Le BUT est-il accessible aux bacheliers technologiques ?

Oui, et c'est même une priorité réglementaire. Les IUT ont l'obligation de réserver un quota de places aux bacheliers technologiques, et 14,5 % d'entre eux y accèdent chaque année. C'est une des meilleures passerelles du système, qui mène à un diplôme bac +3 grade licence.

Les spécialités de terminale influencent-elles réellement l'accès aux formations supérieures ?

Oui, fortement. Les spécialités choisies en première et terminale sont examinées par les formations sur Parcoursup via les « attendus ». Un bachelier général sans Mathématiques en terminale aura beaucoup plus de mal à intégrer certaines écoles d'ingénieurs, une prépa scientifique, ou certaines licences scientifiques. À anticiper dès la seconde.

Est-ce que l'apprentissage est une bonne voie pour un bachelier techno ou pro ?

Oui, et les chiffres le confirment. La part des bacheliers technologiques en BTS apprentissage est passée de moins de 5 % avant 2018 à 13,6 % en 2023. Pour les bacheliers professionnels, la part en apprentissage a été multipliée par 3 en 8 ans (17,6 % en 2023).
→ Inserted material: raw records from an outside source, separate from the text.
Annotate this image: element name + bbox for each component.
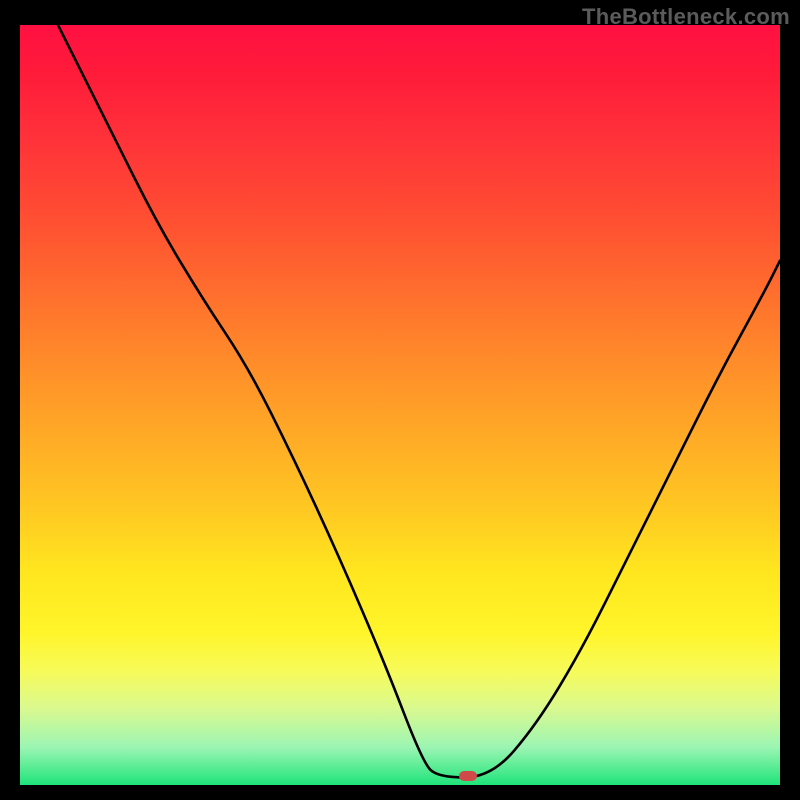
- plot-area: [20, 25, 780, 785]
- chart-frame: TheBottleneck.com: [0, 0, 800, 800]
- curve-path: [58, 25, 780, 777]
- bottleneck-curve: [20, 25, 780, 785]
- watermark-text: TheBottleneck.com: [582, 4, 790, 30]
- minimum-marker: [459, 771, 477, 781]
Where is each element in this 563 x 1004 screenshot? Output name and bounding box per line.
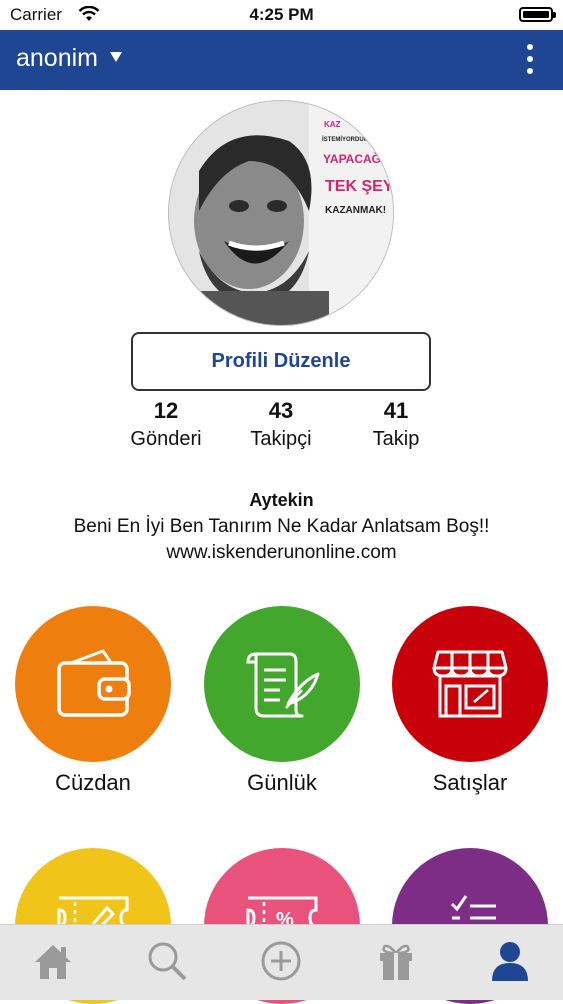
status-bar: Carrier 4:25 PM: [0, 0, 563, 30]
sales-button[interactable]: [392, 606, 548, 762]
avatar-text-line: YAPACAĞI: [323, 151, 384, 166]
sales-label: Satışlar: [432, 770, 508, 795]
chevron-down-icon[interactable]: [110, 52, 122, 62]
diary-label: Günlük: [247, 770, 317, 795]
tab-gift[interactable]: [372, 937, 420, 985]
following-count: 41: [383, 398, 409, 423]
tab-profile[interactable]: [486, 937, 534, 985]
discount-ticket-icon: %: [246, 896, 318, 928]
wallet-label: Cüzdan: [55, 770, 131, 795]
profile-icon: [492, 942, 528, 981]
profile-stats: 12 Gönderi 43 Takipçi 41 Takip: [0, 398, 563, 458]
wallet-icon: [57, 649, 131, 717]
ticket-edit-icon: [57, 896, 129, 928]
following-label: Takip: [372, 428, 420, 450]
following-stat[interactable]: 41 Takip: [336, 398, 456, 451]
website-link[interactable]: www.iskenderunonline.com: [0, 542, 563, 568]
search-icon: [148, 942, 187, 981]
add-icon: [261, 941, 301, 981]
tab-home[interactable]: [29, 937, 77, 985]
store-icon: [432, 650, 508, 718]
bottom-tab-bar: [0, 924, 563, 1000]
posts-stat[interactable]: 12 Gönderi: [106, 398, 226, 451]
avatar-text-line: TEK ŞEY: [325, 178, 394, 195]
profile-name: Aytekin: [249, 490, 314, 510]
top-navigation-bar: anonim: [0, 30, 563, 90]
followers-stat[interactable]: 43 Takipçi: [221, 398, 341, 451]
avatar-image: KAZ İSTEMİYORDUM YAPACAĞI TEK ŞEY KAZANM…: [169, 101, 394, 325]
avatar-text-line: KAZANMAK!: [325, 205, 386, 216]
edit-profile-button[interactable]: Profili Düzenle: [131, 332, 431, 391]
diary-button[interactable]: [204, 606, 360, 762]
posts-label: Gönderi: [130, 428, 202, 450]
home-icon: [35, 945, 71, 979]
wallet-button[interactable]: [15, 606, 171, 762]
gift-icon: [380, 944, 412, 980]
account-switcher[interactable]: anonim: [16, 44, 98, 73]
clock: 4:25 PM: [249, 5, 314, 24]
scroll-quill-icon: [246, 652, 320, 718]
posts-count: 12: [153, 398, 179, 423]
avatar-text-line: İSTEMİYORDUM: [322, 136, 369, 143]
checklist-icon: [450, 895, 496, 920]
bio-text: Beni En İyi Ben Tanırım Ne Kadar Anlatsa…: [73, 516, 490, 537]
more-options-icon[interactable]: [527, 44, 535, 76]
battery-icon: [519, 7, 556, 22]
tab-add[interactable]: [257, 937, 305, 985]
avatar-text-line: KAZ: [324, 120, 341, 129]
followers-label: Takipçi: [250, 428, 312, 450]
tab-search[interactable]: [143, 937, 191, 985]
profile-avatar[interactable]: KAZ İSTEMİYORDUM YAPACAĞI TEK ŞEY KAZANM…: [168, 100, 394, 326]
followers-count: 43: [268, 398, 294, 423]
profile-bio: Aytekin Beni En İyi Ben Tanırım Ne Kadar…: [0, 490, 563, 568]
L'apprentissage offre salaire, expérience pro et taux d'insertion supérieurs à la formation initiale.

Peut-on changer de voie en cours de route ?

Oui, via les passerelles (réorientation en fin de L1, bascule BTS → licence pro, admission parallèle en école d'ingénieur après un BTS). Les changements sont toujours possibles, mais ils demandent une démarche volontaire et un projet clair. Plus on anticipe, plus les passerelles sont fluides.